Apple ha anche scritto di aver rimosso le app dal suo App Store a causa di violazioni della privacy, ma ha rifiutato di dire se avesse mai vietato uno sviluppatore. Ha inoltre affermato che spetta agli sviluppatori avvisare gli utenti quando un'app è stata rimossa per motivi di privacy, un obbligo che siamo “fiduciosi” che tutti rispettino rigorosamente.

O forse no, perché come ha ammesso anche Apple, spetta davvero allo sviluppatore essere onesto con l'utente.

"Apple non controlla e non può monitorare ciò che gli sviluppatori fanno con i dati dei clienti che hanno raccolto, né impedire il successivo trasferimento di tali dati, né è in grado di garantire la conformità degli sviluppatori alle proprie politiche sulla privacy o alle leggi locali", Ha scritto Apple.

In altre parole, i venditori di app per Iphone, un'azienda che ha generato $ 100 miliardi di entrate per gli sviluppatori nell'ultimo decennio e decine di miliardi per Apple, possono fare tutto ciò che vogliono.
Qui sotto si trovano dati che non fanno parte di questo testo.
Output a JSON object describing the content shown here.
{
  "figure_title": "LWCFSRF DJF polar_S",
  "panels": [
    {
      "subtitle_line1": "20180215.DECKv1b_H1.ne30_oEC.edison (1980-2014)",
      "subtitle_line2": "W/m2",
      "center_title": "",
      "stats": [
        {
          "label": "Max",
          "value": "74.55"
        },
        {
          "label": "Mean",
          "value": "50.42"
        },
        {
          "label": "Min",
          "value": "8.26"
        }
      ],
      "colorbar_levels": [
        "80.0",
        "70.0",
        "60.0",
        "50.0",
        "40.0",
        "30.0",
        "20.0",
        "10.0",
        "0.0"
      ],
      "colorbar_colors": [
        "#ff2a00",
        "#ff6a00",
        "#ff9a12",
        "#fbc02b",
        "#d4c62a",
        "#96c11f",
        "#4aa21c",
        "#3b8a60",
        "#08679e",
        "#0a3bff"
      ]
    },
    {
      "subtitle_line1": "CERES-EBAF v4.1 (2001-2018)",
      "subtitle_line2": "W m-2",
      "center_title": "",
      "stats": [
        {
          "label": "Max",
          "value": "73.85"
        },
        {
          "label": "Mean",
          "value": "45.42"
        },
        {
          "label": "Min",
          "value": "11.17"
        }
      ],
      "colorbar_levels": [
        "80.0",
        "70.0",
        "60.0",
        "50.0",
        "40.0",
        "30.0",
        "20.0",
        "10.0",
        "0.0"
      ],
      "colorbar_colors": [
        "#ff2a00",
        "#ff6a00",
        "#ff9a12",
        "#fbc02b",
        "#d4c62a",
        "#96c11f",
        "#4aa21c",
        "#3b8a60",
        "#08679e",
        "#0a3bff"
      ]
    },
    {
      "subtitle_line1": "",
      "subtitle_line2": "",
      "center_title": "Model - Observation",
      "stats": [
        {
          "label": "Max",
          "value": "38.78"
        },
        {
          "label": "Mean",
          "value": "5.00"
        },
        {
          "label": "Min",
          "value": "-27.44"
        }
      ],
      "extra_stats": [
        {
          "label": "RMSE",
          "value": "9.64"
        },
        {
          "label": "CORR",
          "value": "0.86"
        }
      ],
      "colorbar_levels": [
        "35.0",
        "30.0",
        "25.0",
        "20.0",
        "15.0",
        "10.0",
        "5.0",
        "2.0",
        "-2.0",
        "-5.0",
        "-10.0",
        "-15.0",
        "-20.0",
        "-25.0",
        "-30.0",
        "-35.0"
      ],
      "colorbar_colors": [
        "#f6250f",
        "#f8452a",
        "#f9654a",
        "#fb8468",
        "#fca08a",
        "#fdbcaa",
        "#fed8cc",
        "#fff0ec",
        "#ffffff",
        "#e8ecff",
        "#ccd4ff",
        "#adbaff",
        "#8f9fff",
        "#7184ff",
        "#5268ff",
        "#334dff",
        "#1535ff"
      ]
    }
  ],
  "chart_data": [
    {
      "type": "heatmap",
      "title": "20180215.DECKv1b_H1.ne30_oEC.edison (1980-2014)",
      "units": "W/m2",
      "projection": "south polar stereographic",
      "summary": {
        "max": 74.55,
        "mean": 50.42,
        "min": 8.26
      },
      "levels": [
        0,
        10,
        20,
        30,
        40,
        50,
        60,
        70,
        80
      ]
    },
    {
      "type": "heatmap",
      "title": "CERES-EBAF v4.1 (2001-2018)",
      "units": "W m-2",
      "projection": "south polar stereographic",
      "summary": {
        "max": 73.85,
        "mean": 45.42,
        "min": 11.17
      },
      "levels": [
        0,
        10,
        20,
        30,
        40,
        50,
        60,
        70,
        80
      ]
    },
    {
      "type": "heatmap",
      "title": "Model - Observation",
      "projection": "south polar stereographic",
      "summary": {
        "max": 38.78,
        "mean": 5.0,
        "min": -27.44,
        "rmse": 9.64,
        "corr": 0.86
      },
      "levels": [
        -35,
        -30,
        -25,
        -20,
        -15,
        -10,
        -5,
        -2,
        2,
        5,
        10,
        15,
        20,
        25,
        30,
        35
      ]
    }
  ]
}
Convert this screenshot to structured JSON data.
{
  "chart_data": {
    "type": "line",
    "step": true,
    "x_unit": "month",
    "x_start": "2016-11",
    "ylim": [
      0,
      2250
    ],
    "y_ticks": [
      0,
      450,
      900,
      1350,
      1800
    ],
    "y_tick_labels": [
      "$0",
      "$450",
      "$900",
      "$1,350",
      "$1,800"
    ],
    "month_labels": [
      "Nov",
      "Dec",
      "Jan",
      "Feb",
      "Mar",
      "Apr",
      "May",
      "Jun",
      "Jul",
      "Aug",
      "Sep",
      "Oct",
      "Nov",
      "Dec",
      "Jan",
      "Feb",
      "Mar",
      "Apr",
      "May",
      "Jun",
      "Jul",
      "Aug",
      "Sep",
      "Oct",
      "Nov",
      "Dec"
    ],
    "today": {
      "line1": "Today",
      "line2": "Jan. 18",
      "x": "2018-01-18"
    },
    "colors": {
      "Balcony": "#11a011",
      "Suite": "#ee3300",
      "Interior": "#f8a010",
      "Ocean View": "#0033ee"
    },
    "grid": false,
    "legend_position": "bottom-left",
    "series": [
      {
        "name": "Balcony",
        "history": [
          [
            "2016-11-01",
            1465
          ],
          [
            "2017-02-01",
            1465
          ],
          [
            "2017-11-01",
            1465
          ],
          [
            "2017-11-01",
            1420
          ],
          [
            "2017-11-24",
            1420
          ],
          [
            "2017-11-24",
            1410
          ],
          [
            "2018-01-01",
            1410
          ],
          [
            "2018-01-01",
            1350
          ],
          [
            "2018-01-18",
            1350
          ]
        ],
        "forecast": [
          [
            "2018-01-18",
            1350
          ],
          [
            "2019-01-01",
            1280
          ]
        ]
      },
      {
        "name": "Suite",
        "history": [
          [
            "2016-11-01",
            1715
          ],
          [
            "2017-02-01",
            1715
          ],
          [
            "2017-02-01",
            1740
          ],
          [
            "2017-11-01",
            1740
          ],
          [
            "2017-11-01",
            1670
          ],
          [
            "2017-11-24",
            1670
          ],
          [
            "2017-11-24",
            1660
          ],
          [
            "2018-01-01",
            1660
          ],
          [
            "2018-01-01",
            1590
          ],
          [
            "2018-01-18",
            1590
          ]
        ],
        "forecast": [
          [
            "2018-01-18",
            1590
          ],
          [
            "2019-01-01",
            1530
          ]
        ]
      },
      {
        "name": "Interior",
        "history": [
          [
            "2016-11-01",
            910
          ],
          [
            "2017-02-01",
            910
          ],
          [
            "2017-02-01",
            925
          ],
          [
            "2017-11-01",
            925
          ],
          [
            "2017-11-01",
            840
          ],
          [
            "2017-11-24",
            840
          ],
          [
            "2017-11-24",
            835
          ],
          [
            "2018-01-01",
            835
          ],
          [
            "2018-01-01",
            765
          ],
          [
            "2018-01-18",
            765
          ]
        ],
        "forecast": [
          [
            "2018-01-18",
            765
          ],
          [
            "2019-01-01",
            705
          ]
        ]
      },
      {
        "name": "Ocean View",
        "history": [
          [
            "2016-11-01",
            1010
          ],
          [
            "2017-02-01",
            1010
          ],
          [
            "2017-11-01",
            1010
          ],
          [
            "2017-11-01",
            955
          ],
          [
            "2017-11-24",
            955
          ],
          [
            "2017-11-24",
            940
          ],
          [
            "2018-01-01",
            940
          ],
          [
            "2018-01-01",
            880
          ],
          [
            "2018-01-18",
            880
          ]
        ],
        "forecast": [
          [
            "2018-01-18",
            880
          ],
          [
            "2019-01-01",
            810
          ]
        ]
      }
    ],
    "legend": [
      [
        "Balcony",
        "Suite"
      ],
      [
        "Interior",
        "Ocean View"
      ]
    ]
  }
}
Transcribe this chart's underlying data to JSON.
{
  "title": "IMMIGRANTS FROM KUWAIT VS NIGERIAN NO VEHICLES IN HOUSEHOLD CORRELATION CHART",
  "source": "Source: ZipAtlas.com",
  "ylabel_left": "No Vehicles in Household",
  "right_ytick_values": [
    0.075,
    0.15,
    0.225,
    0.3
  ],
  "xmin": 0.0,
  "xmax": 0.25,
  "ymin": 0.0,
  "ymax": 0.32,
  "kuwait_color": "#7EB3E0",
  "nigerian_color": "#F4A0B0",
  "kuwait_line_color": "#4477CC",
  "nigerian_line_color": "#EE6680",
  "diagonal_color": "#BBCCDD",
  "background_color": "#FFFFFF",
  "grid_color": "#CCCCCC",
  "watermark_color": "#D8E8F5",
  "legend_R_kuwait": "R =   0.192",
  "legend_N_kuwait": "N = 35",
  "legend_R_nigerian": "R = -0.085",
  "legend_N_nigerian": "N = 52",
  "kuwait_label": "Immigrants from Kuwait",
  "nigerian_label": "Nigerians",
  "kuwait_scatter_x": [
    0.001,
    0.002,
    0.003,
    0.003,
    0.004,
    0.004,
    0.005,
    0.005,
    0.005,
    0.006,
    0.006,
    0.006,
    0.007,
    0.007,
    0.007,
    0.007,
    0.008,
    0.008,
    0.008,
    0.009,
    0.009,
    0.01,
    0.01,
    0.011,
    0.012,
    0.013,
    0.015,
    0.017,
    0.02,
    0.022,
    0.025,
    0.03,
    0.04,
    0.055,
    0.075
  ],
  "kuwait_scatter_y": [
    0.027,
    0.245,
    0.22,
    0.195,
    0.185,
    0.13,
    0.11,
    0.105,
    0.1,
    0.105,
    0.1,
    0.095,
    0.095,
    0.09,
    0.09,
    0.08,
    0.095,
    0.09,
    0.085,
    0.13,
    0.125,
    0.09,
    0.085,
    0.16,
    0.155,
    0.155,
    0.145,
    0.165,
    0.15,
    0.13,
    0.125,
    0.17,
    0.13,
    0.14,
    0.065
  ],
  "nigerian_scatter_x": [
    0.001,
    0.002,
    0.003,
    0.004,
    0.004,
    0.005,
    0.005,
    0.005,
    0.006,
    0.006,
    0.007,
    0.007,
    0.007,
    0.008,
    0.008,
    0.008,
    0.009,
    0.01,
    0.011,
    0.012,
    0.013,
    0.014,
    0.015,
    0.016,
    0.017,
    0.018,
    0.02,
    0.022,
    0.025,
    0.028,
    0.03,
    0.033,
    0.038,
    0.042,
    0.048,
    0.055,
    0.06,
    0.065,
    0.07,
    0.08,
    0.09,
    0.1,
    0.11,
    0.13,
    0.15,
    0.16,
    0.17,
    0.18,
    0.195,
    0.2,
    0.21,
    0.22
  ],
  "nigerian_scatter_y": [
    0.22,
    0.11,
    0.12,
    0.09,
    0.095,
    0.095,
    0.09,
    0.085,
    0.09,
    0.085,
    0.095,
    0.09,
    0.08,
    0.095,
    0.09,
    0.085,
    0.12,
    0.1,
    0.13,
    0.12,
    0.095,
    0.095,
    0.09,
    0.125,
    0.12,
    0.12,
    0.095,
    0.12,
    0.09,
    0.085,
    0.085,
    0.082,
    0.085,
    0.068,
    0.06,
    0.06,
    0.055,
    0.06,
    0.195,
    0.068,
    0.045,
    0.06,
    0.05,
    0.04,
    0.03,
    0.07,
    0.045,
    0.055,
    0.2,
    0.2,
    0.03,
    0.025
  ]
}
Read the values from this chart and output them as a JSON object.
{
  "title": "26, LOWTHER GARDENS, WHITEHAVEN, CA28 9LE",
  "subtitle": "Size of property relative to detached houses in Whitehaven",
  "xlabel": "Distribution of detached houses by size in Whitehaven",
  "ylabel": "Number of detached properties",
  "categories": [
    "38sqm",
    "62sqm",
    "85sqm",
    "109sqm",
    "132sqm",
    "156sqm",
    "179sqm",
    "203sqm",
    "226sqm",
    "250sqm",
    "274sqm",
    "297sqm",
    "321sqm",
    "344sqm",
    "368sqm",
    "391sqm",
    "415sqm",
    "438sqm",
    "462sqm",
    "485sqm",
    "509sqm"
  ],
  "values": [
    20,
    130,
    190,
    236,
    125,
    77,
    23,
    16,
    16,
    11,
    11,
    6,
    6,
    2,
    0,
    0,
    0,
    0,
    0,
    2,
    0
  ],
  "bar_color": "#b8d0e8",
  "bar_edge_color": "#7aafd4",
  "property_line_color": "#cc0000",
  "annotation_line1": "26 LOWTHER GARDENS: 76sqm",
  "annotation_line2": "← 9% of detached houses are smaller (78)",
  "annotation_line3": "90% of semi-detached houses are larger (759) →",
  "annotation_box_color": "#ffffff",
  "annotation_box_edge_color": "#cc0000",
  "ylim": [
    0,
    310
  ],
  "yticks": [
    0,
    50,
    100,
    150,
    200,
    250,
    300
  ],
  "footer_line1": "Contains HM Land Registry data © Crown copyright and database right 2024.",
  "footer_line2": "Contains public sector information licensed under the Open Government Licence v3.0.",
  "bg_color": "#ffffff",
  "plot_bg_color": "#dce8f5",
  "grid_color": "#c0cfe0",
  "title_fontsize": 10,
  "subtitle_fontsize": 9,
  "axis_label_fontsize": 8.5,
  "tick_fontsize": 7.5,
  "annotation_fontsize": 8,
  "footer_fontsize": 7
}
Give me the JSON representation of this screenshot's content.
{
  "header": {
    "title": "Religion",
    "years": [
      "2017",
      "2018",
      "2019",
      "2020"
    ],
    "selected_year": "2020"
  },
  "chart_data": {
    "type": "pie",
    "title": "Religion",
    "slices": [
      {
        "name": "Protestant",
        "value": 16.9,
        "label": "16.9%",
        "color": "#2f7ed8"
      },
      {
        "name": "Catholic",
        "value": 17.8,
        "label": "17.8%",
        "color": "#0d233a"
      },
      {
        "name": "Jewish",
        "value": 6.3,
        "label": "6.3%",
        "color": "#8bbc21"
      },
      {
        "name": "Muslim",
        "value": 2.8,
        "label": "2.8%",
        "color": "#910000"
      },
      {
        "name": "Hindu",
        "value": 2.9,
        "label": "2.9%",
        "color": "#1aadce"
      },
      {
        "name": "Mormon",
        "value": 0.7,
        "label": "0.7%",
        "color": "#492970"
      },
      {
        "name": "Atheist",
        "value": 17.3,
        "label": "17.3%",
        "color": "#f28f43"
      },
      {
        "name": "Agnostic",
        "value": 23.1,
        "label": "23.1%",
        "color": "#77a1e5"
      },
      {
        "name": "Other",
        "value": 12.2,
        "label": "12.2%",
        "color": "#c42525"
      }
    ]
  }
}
E mentre Apple ha affermato di aver rimosso le app dall'App Store per violazione della privacy, ha rifiutato di dire se ha mai vietato qualsiasi sviluppatore.

Inoltre, per qualche motivo i legislatori si sono concentrati solo sugli smartphone, anche se dovrebbero ampliare la loro portata per includere gli altoparlanti intelligenti. Dopotutto, c'è un enorme elefante nella stanza che manca qui. Questa è Amazon, che non produce smartphone per conto proprio, ma il cui assistente Alexa è l'assistente vocale più venduto per la casa. E tutti ricordiamo come, solo pochi mesi fa, alcuni utenti di altoparlanti Echo hanno scoperto che i loro dispositivi hanno registrato un pezzo della loro conversazione e quindi hanno inviato quel file audio a un contatto. Tutto ciò è accaduto senza il consenso esplicito degli utenti.

E come promemoria, ecco la risposta scioccata di un utente Amazon Echo che trovato che le sue conversazioni erano tutt'altro che privati.